Secondo: dal discutibilissimo sconfinamento delle istituzioni europee nell’area riservata agli stati la Corte costituzionale tedesca fa discendere l’inapplicabilità in Germania del Pspp e della sentenza Weiss, violando così il principio fondamentale del primato del diritto europeo su quello nazionale, principio su cui regge l’intera casa comune. Se gli stati potessero applicare o disapplicare il diritto dell’Unione a seconda dei loro interessi o – come in questo caso – delle loro opinioni, in pochi mesi l’intero sistema europeo si sfalderebbe. V’è da ritenere che già oggi i governi di Ungheria e Polonia si domandino perché dovrebbero rispettare gli obblighi di ricollocamento dei migranti stabiliti dalla Commissione e della Corte Ue se alla Germania è consentito non rispettare un programma della Bce.

Terzo: la Corte costituzionale tedesca ha sostanzialmente sostituito il suo opinabile giudizio sul Pspp a quello espresso dalla Corte Ue, senza spiegare perché gli altri stati membri e i loro cittadini dovrebbero accettare l’interpretazione di una corte nazionale in luogo di quella espressa dalla Corte Ue. In quest’ottica bene ha fatto la Bce, subito dopo il pronunciamento della Corte tedesca, a ricordare che essa è soggetta solo alla sentenza Ue, la quale ne ha legittimato le scelte. E, nella stessa ottica, è incomprensibile perché la Bce dovrebbe essere accountable nei confronti della Germania, anche tenendo conto che – ai sensi dell’art. 282 Tfue – la Bce è indipendente nell’esercizio dei suoi poteri e le istituzioni dell’Unione e i governi degli stati membri devono rispettare tale indipendenza. Su questo principio la sentenza tedesca è allegramente evasiva.

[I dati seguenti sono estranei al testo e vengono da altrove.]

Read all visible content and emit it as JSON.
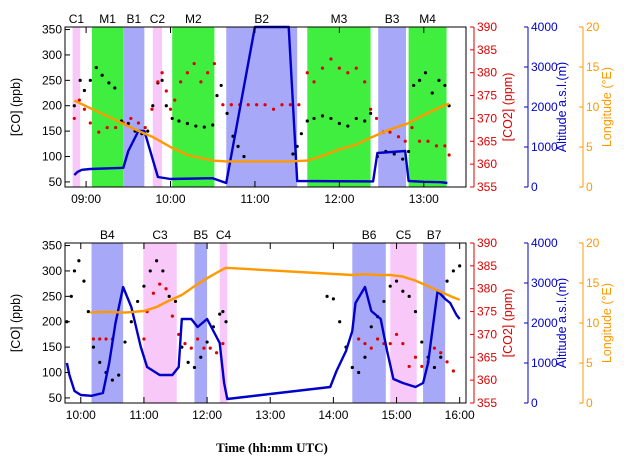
{
  "chart_data": [
    {
      "type": "scatter",
      "x_unit": "hours UTC",
      "xlim": [
        8.75,
        13.5
      ],
      "x_ticks": [
        9,
        10,
        11,
        12,
        13
      ],
      "x_tick_labels": [
        "09:00",
        "10:00",
        "11:00",
        "12:00",
        "13:00"
      ],
      "axes": [
        {
          "label": "[CO] (ppb)",
          "side": "left",
          "range": [
            40,
            355
          ],
          "ticks": [
            50,
            100,
            150,
            200,
            250,
            300,
            350
          ],
          "color": "#000000"
        },
        {
          "label": "[CO2] (ppm)",
          "side": "right",
          "range": [
            355,
            390
          ],
          "ticks": [
            355,
            360,
            365,
            370,
            375,
            380,
            385,
            390
          ],
          "color": "#e00000"
        },
        {
          "label": "Altitude a.s.l.(m)",
          "side": "right",
          "range": [
            0,
            4000
          ],
          "ticks": [
            0,
            1000,
            2000,
            3000,
            4000
          ],
          "color": "#0000c8"
        },
        {
          "label": "Longitude (°E)",
          "side": "right",
          "range": [
            0,
            20
          ],
          "ticks": [
            0,
            5,
            10,
            15,
            20
          ],
          "color": "#ff9900"
        }
      ],
      "segments": [
        {
          "label": "C1",
          "type": "C",
          "start": 8.84,
          "end": 8.93
        },
        {
          "label": "M1",
          "type": "M",
          "start": 9.07,
          "end": 9.44
        },
        {
          "label": "B1",
          "type": "B",
          "start": 9.44,
          "end": 9.69
        },
        {
          "label": "C2",
          "type": "C",
          "start": 9.79,
          "end": 9.9
        },
        {
          "label": "M2",
          "type": "M",
          "start": 10.02,
          "end": 10.52
        },
        {
          "label": "B2",
          "type": "B",
          "start": 10.66,
          "end": 11.5
        },
        {
          "label": "M3",
          "type": "M",
          "start": 11.62,
          "end": 12.37
        },
        {
          "label": "B3",
          "type": "B",
          "start": 12.46,
          "end": 12.79
        },
        {
          "label": "M4",
          "type": "M",
          "start": 12.82,
          "end": 13.27
        }
      ],
      "series": [
        {
          "axis": "[CO] (ppb)",
          "color": "#000000",
          "style": "dots",
          "x": [
            8.86,
            8.93,
            8.98,
            9.05,
            9.12,
            9.19,
            9.27,
            9.34,
            9.42,
            9.5,
            9.58,
            9.66,
            9.73,
            9.79,
            9.85,
            9.9,
            9.95,
            10.02,
            10.1,
            10.2,
            10.3,
            10.4,
            10.5,
            10.55,
            10.6,
            10.67,
            10.74,
            10.8,
            10.87,
            11.45,
            11.5,
            11.55,
            11.62,
            11.7,
            11.8,
            11.9,
            12.0,
            12.1,
            12.2,
            12.3,
            12.37,
            12.45,
            12.55,
            12.65,
            12.75,
            12.82,
            12.88,
            12.95,
            13.02,
            13.1,
            13.18,
            13.25,
            13.3
          ],
          "y": [
            200,
            250,
            230,
            250,
            275,
            260,
            245,
            235,
            170,
            165,
            150,
            145,
            150,
            200,
            245,
            250,
            200,
            175,
            170,
            165,
            160,
            158,
            162,
            220,
            240,
            185,
            140,
            120,
            100,
            105,
            120,
            145,
            170,
            175,
            180,
            175,
            165,
            160,
            175,
            170,
            185,
            100,
            110,
            105,
            95,
            110,
            240,
            250,
            265,
            225,
            250,
            240,
            200
          ]
        },
        {
          "axis": "[CO2] (ppm)",
          "color": "#e00000",
          "style": "dots",
          "x": [
            8.86,
            8.92,
            8.98,
            9.05,
            9.15,
            9.25,
            9.35,
            9.44,
            9.53,
            9.62,
            9.7,
            9.78,
            9.85,
            9.9,
            9.95,
            10.0,
            10.05,
            10.12,
            10.2,
            10.28,
            10.36,
            10.44,
            10.52,
            10.62,
            10.72,
            10.82,
            10.92,
            11.02,
            11.12,
            11.22,
            11.32,
            11.42,
            11.52,
            11.62,
            11.7,
            11.8,
            11.9,
            12.0,
            12.1,
            12.2,
            12.3,
            12.37,
            12.44,
            12.52,
            12.6,
            12.7,
            12.78,
            12.86,
            12.95,
            13.05,
            13.15,
            13.25,
            13.3
          ],
          "y": [
            370,
            374,
            372,
            369,
            367,
            368,
            368,
            369,
            370,
            369,
            368,
            372,
            378,
            380,
            376,
            372,
            374,
            378,
            380,
            382,
            378,
            380,
            382,
            373,
            373,
            373,
            373,
            373,
            373,
            372,
            373,
            373,
            373,
            380,
            378,
            381,
            383,
            381,
            380,
            381,
            378,
            372,
            370,
            367,
            367,
            366,
            365,
            368,
            365,
            365,
            364,
            364,
            362
          ]
        },
        {
          "axis": "Altitude a.s.l.(m)",
          "color": "#0000c8",
          "style": "line",
          "x": [
            8.86,
            8.9,
            8.95,
            9.05,
            9.44,
            9.5,
            9.62,
            9.69,
            9.85,
            10.0,
            10.5,
            10.66,
            11.0,
            11.05,
            11.4,
            11.5,
            12.4,
            12.45,
            12.78,
            12.82,
            13.0,
            13.2,
            13.28
          ],
          "y": [
            300,
            380,
            430,
            450,
            480,
            900,
            1400,
            1400,
            250,
            200,
            220,
            100,
            4000,
            4000,
            4000,
            150,
            140,
            850,
            900,
            150,
            130,
            120,
            100
          ]
        },
        {
          "axis": "Longitude (°E)",
          "color": "#ff9900",
          "style": "line",
          "x": [
            8.86,
            9.0,
            9.2,
            9.4,
            9.6,
            9.8,
            10.0,
            10.2,
            10.5,
            10.66,
            11.4,
            11.62,
            11.8,
            12.0,
            12.2,
            12.4,
            12.6,
            12.8,
            13.0,
            13.2,
            13.3
          ],
          "y": [
            10.8,
            10.1,
            9.1,
            8.1,
            7.1,
            6.2,
            5.0,
            4.0,
            3.3,
            3.2,
            3.2,
            3.3,
            3.9,
            4.7,
            5.3,
            6.3,
            7.2,
            7.9,
            9.0,
            10.0,
            10.4
          ]
        }
      ]
    },
    {
      "type": "scatter",
      "x_unit": "hours UTC",
      "xlim": [
        9.75,
        16.1
      ],
      "x_ticks": [
        10,
        11,
        12,
        13,
        14,
        15,
        16
      ],
      "x_tick_labels": [
        "10:00",
        "11:00",
        "12:00",
        "13:00",
        "14:00",
        "15:00",
        "16:00"
      ],
      "axes": [
        {
          "label": "[CO] (ppb)",
          "side": "left",
          "range": [
            40,
            355
          ],
          "ticks": [
            50,
            100,
            150,
            200,
            250,
            300,
            350
          ],
          "color": "#000000"
        },
        {
          "label": "[CO2] (ppm)",
          "side": "right",
          "range": [
            355,
            390
          ],
          "ticks": [
            355,
            360,
            365,
            370,
            375,
            380,
            385,
            390
          ],
          "color": "#e00000"
        },
        {
          "label": "Altitude a.s.l.(m)",
          "side": "right",
          "range": [
            0,
            4000
          ],
          "ticks": [
            0,
            1000,
            2000,
            3000,
            4000
          ],
          "color": "#0000c8"
        },
        {
          "label": "Longitude (°E)",
          "side": "right",
          "range": [
            0,
            20
          ],
          "ticks": [
            0,
            5,
            10,
            15,
            20
          ],
          "color": "#ff9900"
        }
      ],
      "segments": [
        {
          "label": "B4",
          "type": "B",
          "start": 10.17,
          "end": 10.67
        },
        {
          "label": "C3",
          "type": "C",
          "start": 10.99,
          "end": 11.52
        },
        {
          "label": "B5",
          "type": "B",
          "start": 11.8,
          "end": 12.0
        },
        {
          "label": "C4",
          "type": "C",
          "start": 12.2,
          "end": 12.32
        },
        {
          "label": "B6",
          "type": "B",
          "start": 14.3,
          "end": 14.83
        },
        {
          "label": "C5",
          "type": "C",
          "start": 14.9,
          "end": 15.32
        },
        {
          "label": "B7",
          "type": "B",
          "start": 15.42,
          "end": 15.77
        }
      ],
      "series": [
        {
          "axis": "[CO] (ppb)",
          "color": "#000000",
          "style": "dots",
          "x": [
            9.78,
            9.85,
            9.9,
            9.97,
            10.05,
            10.12,
            10.2,
            10.3,
            10.4,
            10.5,
            10.6,
            10.7,
            10.8,
            10.9,
            11.0,
            11.1,
            11.2,
            11.3,
            11.4,
            11.5,
            11.6,
            11.7,
            11.8,
            11.9,
            12.0,
            12.1,
            12.2,
            12.25,
            12.3,
            13.9,
            14.0,
            14.1,
            14.2,
            14.3,
            14.4,
            14.5,
            14.6,
            14.7,
            14.8,
            14.9,
            15.0,
            15.1,
            15.2,
            15.3,
            15.4,
            15.5,
            15.6,
            15.7,
            15.8,
            15.9,
            16.0
          ],
          "y": [
            200,
            250,
            300,
            320,
            280,
            220,
            150,
            120,
            100,
            85,
            95,
            160,
            200,
            240,
            270,
            300,
            320,
            300,
            250,
            240,
            150,
            120,
            110,
            130,
            160,
            190,
            215,
            220,
            200,
            250,
            245,
            200,
            150,
            110,
            100,
            130,
            190,
            210,
            240,
            270,
            280,
            260,
            250,
            220,
            160,
            130,
            110,
            130,
            280,
            300,
            310
          ]
        },
        {
          "axis": "[CO2] (ppm)",
          "color": "#e00000",
          "style": "dots",
          "x": [
            10.2,
            10.3,
            10.4,
            10.5,
            11.0,
            11.05,
            11.15,
            11.25,
            11.35,
            11.45,
            11.55,
            11.65,
            11.75,
            11.85,
            11.95,
            12.05,
            12.15,
            12.25,
            14.4,
            14.5,
            14.6,
            14.7,
            14.8,
            14.9,
            15.0,
            15.1,
            15.2,
            15.3,
            15.4,
            15.5,
            15.6,
            15.7,
            15.8,
            15.9
          ],
          "y": [
            369,
            369,
            369,
            369,
            369,
            375,
            379,
            381,
            380,
            374,
            370,
            368,
            367,
            369,
            367,
            367,
            366,
            368,
            369,
            368,
            367,
            369,
            368,
            368,
            370,
            368,
            363,
            365,
            363,
            364,
            367,
            366,
            364,
            362
          ]
        },
        {
          "axis": "Altitude a.s.l.(m)",
          "color": "#0000c8",
          "style": "line",
          "x": [
            9.78,
            9.82,
            9.9,
            10.0,
            10.17,
            10.35,
            10.45,
            10.55,
            10.67,
            10.8,
            10.95,
            11.05,
            11.25,
            11.45,
            11.55,
            11.6,
            11.75,
            11.85,
            12.0,
            12.1,
            12.2,
            12.27,
            12.32,
            13.95,
            14.05,
            14.2,
            14.3,
            14.35,
            14.5,
            14.6,
            14.75,
            14.85,
            14.95,
            15.1,
            15.3,
            15.42,
            15.5,
            15.6,
            15.65,
            15.77,
            15.85,
            15.95,
            16.0
          ],
          "y": [
            1000,
            700,
            300,
            200,
            180,
            250,
            1000,
            2000,
            2900,
            2400,
            1400,
            900,
            700,
            700,
            900,
            2100,
            2100,
            1900,
            2100,
            1800,
            1500,
            500,
            100,
            400,
            800,
            1300,
            1800,
            2500,
            2900,
            2300,
            2100,
            1300,
            600,
            500,
            400,
            500,
            1000,
            2200,
            2800,
            2600,
            2500,
            2200,
            2100
          ]
        },
        {
          "axis": "Longitude (°E)",
          "color": "#ff9900",
          "style": "line",
          "x": [
            10.15,
            10.4,
            10.7,
            11.0,
            11.2,
            11.4,
            11.6,
            11.8,
            12.0,
            12.2,
            12.3,
            14.3,
            14.5,
            14.7,
            14.9,
            15.1,
            15.3,
            15.5,
            15.7,
            15.9,
            16.0
          ],
          "y": [
            11.3,
            11.4,
            11.3,
            11.5,
            12.0,
            12.8,
            13.5,
            14.6,
            15.6,
            16.5,
            16.9,
            16.0,
            16.1,
            16.0,
            16.0,
            15.8,
            15.3,
            14.6,
            13.9,
            13.2,
            12.9
          ]
        }
      ]
    }
  ],
  "xlabel": "Time (hh:mm UTC)",
  "colors": {
    "C": "#f8c8f8",
    "M": "#40ee40",
    "B": "#a8a8f8"
  }
}
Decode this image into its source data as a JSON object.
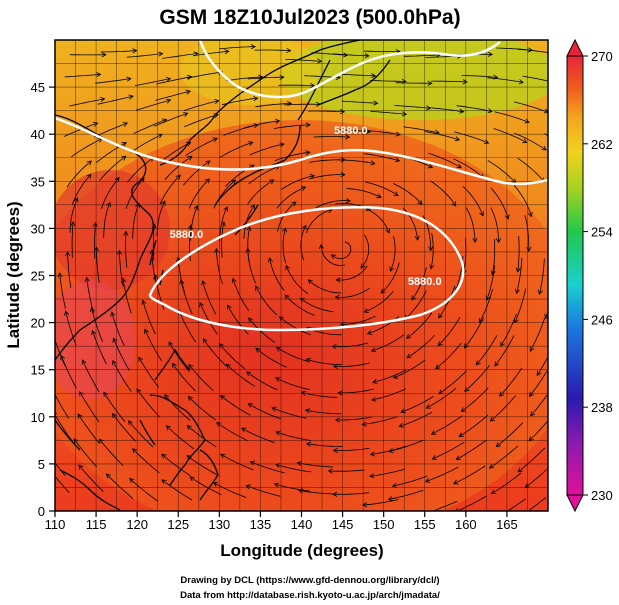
{
  "title": "GSM 18Z10Jul2023 (500.0hPa)",
  "map": {
    "xlabel": "Longitude (degrees)",
    "ylabel": "Latitude  (degrees)",
    "x_ticks": [
      "110",
      "115",
      "120",
      "125",
      "130",
      "135",
      "140",
      "145",
      "150",
      "155",
      "160",
      "165"
    ],
    "y_ticks": [
      "0",
      "5",
      "10",
      "15",
      "20",
      "25",
      "30",
      "35",
      "40",
      "45"
    ],
    "lon_range": [
      110,
      170
    ],
    "lat_range": [
      0,
      50
    ],
    "fill_variable_colors": {
      "low": "#e8243a",
      "mid": "#f05a1e",
      "high": "#f3a51e",
      "north": "#a8d21e"
    },
    "contours": [
      {
        "label": "5880.0",
        "label_lon": 146,
        "label_lat": 40.0
      },
      {
        "label": "5880.0",
        "label_lon": 126,
        "label_lat": 29.0
      },
      {
        "label": "5880.0",
        "label_lon": 155,
        "label_lat": 24.0
      }
    ]
  },
  "colorbar": {
    "ticks": [
      "270",
      "262",
      "254",
      "246",
      "238",
      "230"
    ],
    "range": [
      230,
      270
    ],
    "colors": [
      "#e0109a",
      "#2a1ab0",
      "#1a78e0",
      "#1ad0d0",
      "#22c84a",
      "#a8d21e",
      "#f0d21e",
      "#f3a51e",
      "#f05a1e",
      "#e8243a"
    ]
  },
  "credits": {
    "line1": "Drawing by DCL (https://www.gfd-dennou.org/library/dcl/)",
    "line2": "Data from http://database.rish.kyoto-u.ac.jp/arch/jmadata/"
  }
}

Cosa accadrà ora? Certamente si seguirà la via diplomatica e il governo tedesco cercherà una soluzione che soddisfi, almeno formalmente, le richieste della Corte costituzionale. Certo è che, in punta di diritto, la Commissione potrebbe aprire una procedura di infrazione contro la Germania, dato che a nessuno può essere consentito di non rispettare le sentenze della Corte Ue. L’ironia è che una tale procedura potrebbe a sua volta sfociare in un processo di fronte alla Corte Ue, la quale avrebbe allora l’occasione di sindacare la sentenza della Corte costituzionale tedesca, in un surreale girotondo giudiziario.